Il Cubismo, influenzato da Cezanne, sceglie la rappresentazione degli oggetti come luogo ideale per le proprie sperimentazioni pittoriche. Il genere si presta infatti alle indagini su spazi e volumi perché, come sostiene Braque, la natura morta offre uno “spazio tattile”, una realtà che può essere manipolata. Pochi sono gli elementi che compongono le nature morte cubiste: pipe, bottiglie, fogli di musica o di giornali e strumenti musicali, oggetti scelti anche per la loro valenza metaforica che rimanda alla vita da bohème degli artisti stessi.
Un altro tipo di scomposizione dell’immagine è quella praticata dal Futurismo, la grande alternativa dell’arte italiana al cubismo. Qui la disgregazione della realtà è resa nella sua componente dinamica e non in quella statica tipica del cubismo.
Completa il quadro complesso delle vicende artistiche del secondo dopoguerra la convivenza di correnti figurative e non figurative, le prime rappresentate, tra gli altri, da Giorgio Morandi, che sceglie di muoversi su un terreno al confine tra rappresentazione di oggetti reali e istanze simboliche. Morandi dice “Io sono un pittore non delle cose, perché le cose sono quasi niente, io sono un pittore astratto”. Morandi agisce per far diminuire la realtà, infatti nelle sue opere la realtà è mangiata dal vuoto, le cose sulla tela spariscono e sembra rimanere quasi solo la pittura.
A partire dagli anni ‘50 del Novecento nascono le contaminazioni, le integrazioni. Le iconografie, di solito separate, per esempio il nudo e la natura morta, si uniscono. Andy Warhol, negli anni del boom economico, prende ispirazione dallo sterminato inventario di immagini dei mass media, trasformando gli stilemi con cui l’artista si è sempre rivolto alla rappresentazione dell’oggetto.

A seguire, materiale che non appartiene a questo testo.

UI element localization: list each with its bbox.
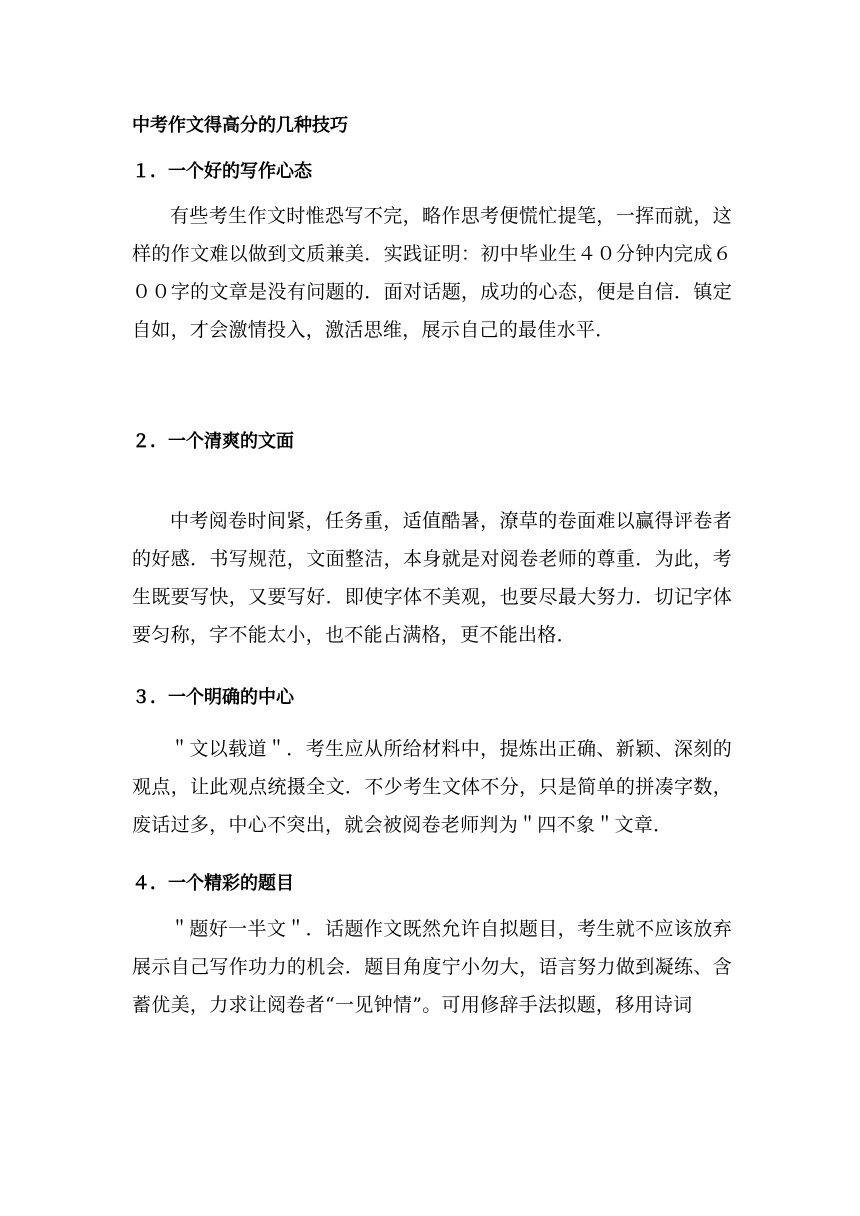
section-paragraph-3: ＂文以载道＂．考生应从所给材料中，提炼出正确、新颖、深刻的观点，让此观点统摄全文．不少考生文体不分，只是简单的拼凑字数，废话过多，中心不突出，就会被阅卷老师判为＂四不象＂文章．	[132, 738, 732, 836]
section-paragraph-4: ＂题好一半文＂．话题作文既然允许自拟题目，考生就不应该放弃展示自己写作功力的机会．题目角度宁小勿大，语言努力做到凝练、含蓄优美，力求让阅卷者“一见钟情”。可用修辞手法拟题，移用诗词	[132, 918, 732, 1016]
section-paragraph-1: 有些考生作文时惟恐写不完，略作思考便慌忙提笔，一挥而就，这样的作文难以做到文质兼美．实践证明：初中毕业生４０分钟内完成６００字的文章是没有问题的．面对话题，成功的心态，便是自信．镇定自如，才会激情投入，激活思维，展示自己的最佳水平．	[132, 205, 732, 341]
section-heading-2: ２．一个清爽的文面	[132, 431, 294, 452]
section-heading-4: ４．一个精彩的题目	[132, 873, 294, 894]
document-title: 中考作文得高分的几种技巧	[132, 115, 348, 136]
section-heading-3: ３．一个明确的中心	[132, 687, 294, 708]
section-paragraph-2: 中考阅卷时间紧，任务重，适值酷暑，潦草的卷面难以赢得评卷者的好感．书写规范，文面整洁，本身就是对阅卷老师的尊重．为此，考生既要写快，又要写好．即使字体不美观，也要尽最大努力．切记字体要匀称，字不能太小，也不能占满格，更不能出格．	[132, 510, 732, 646]
section-heading-1: １．一个好的写作心态	[132, 161, 312, 182]
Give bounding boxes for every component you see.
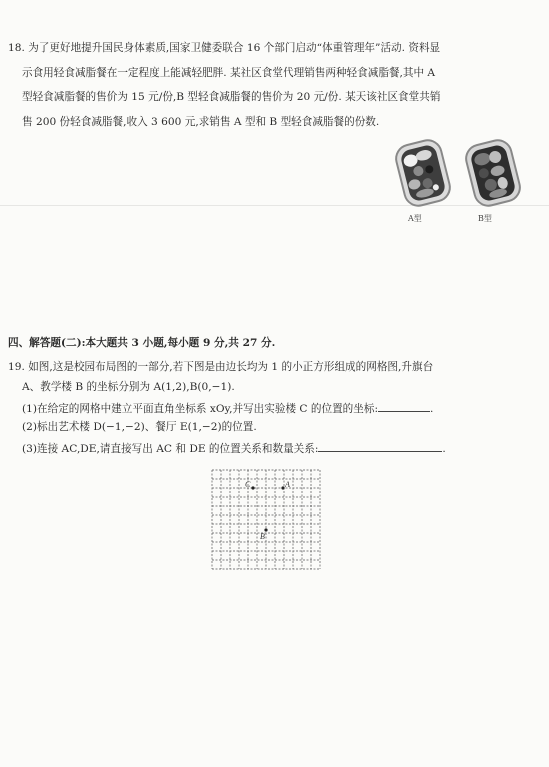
section-heading: 四、解答题(二):本大题共 3 小题,每小题 9 分,共 27 分.: [8, 337, 276, 349]
q19-line-1: 19. 如图,这是校园布局图的一部分,若下图是由边长均为 1 的小正方形组成的网格图,升旗台: [8, 361, 434, 373]
label-a: A: [285, 480, 290, 489]
label-b: B: [260, 532, 265, 541]
q19-line-2: A、教学楼 B 的坐标分别为 A(1,2),B(0,−1).: [22, 381, 235, 393]
q19-part-1-text: (1)在给定的网格中建立平面直角坐标系 xOy,并写出实验楼 C 的位置的坐标:: [22, 403, 379, 415]
q19-part-2: (2)标出艺术楼 D(−1,−2)、餐厅 E(1,−2)的位置.: [22, 421, 257, 433]
q18-line-4: 售 200 份轻食减脂餐,收入 3 600 元,求销售 A 型和 B 型轻食减脂餐的份数.: [22, 116, 380, 128]
q19-part-1: (1)在给定的网格中建立平面直角坐标系 xOy,并写出实验楼 C 的位置的坐标: .: [22, 403, 434, 415]
caption-meal-b: B型: [478, 214, 492, 223]
q19-part-3: (3)连接 AC,DE,请直接写出 AC 和 DE 的位置关系和数量关系: .: [22, 443, 446, 455]
campus-grid: [208, 466, 326, 578]
label-c: C: [245, 480, 251, 489]
answer-blank-1[interactable]: [378, 401, 430, 412]
meal-box-b-image: [460, 138, 526, 208]
q18-line-1: 18. 为了更好地提升国民身体素质,国家卫健委联合 16 个部门启动“体重管理年”活动. 资料显: [8, 42, 441, 54]
caption-meal-a: A型: [408, 214, 422, 223]
meal-box-a-image: [390, 138, 456, 208]
point-c: [251, 486, 254, 489]
q18-line-3: 型轻食减脂餐的售价为 15 元/份,B 型轻食减脂餐的售价为 20 元/份. 某天该社区食堂共销: [22, 91, 441, 103]
answer-blank-3[interactable]: [318, 441, 442, 452]
q18-line-2: 示食用轻食减脂餐在一定程度上能减轻肥胖. 某社区食堂代理销售两种轻食减脂餐,其中 A: [22, 67, 436, 79]
q19-part-3-text: (3)连接 AC,DE,请直接写出 AC 和 DE 的位置关系和数量关系:: [22, 443, 319, 455]
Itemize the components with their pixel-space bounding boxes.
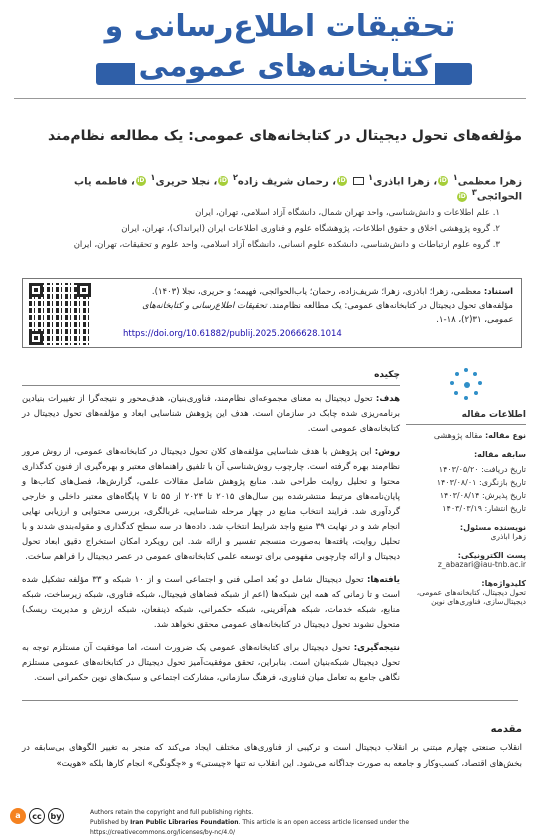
abstract-method bbox=[22, 445, 400, 565]
conclusion-text: تحول دیجیتال برای کتابخانه‌های عمومی یک ضرورت است، اما موفقیت آن مستلزم توجه به تحول دیجیتال شبکه‌بنیان است. بنابراین، تحقق موفقیت‌آمیز تحول دیجیتال در کتابخانه‌های عمومی مستلزم نگاهی جامع به تعامل میان فناوری، فرهنگ سازمانی، مشارکت اجتماعی و سبک‌های نوین حکمرانی است. bbox=[22, 643, 400, 683]
paper-title: مؤلفه‌های تحول دیجیتال در کتابخانه‌های عمومی: یک مطالعه نظام‌مند bbox=[47, 128, 522, 144]
license-line1: Authors retain the copyright and full publishing rights. bbox=[90, 809, 254, 816]
abstract-divider bbox=[22, 700, 518, 701]
qr-corner bbox=[77, 283, 91, 297]
logo-dot bbox=[473, 372, 477, 376]
publisher-link[interactable]: Iran Public Libraries Foundation bbox=[130, 819, 239, 826]
license-line2 bbox=[90, 818, 530, 838]
doi-row bbox=[123, 327, 513, 341]
abstract-heading: چکیده bbox=[22, 368, 400, 386]
license-line2-post[interactable]: . This article is an open access article licensed under the https://creativecommons.org/licenses/by-nc/4.0/ bbox=[90, 819, 410, 836]
abstract-column bbox=[22, 368, 400, 694]
method-label: روش: bbox=[374, 447, 400, 457]
license-line2-pre: Published by bbox=[90, 819, 131, 826]
article-type bbox=[406, 431, 526, 440]
article-info-column bbox=[406, 368, 526, 616]
citation-text bbox=[123, 285, 513, 341]
date-published: تاریخ انتشار: ۱۴۰۳/۰۳/۱۹ bbox=[442, 504, 526, 513]
author-1: زهرا معظمی bbox=[457, 176, 522, 188]
history-label: سابقه مقاله: bbox=[473, 450, 526, 459]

Pop Art, Azionismo e Arte Povera ridefiniscono le possibilità della natura morta, filtrando i riferimenti al passato attraverso una sperimentazione tecnica spesso estrema e testimoniando inequivocabilmente che la natura morta, nell’arte moderna e contemporanea, pur avendo subito una metamorfosi, è tutt’altro che scomparsa.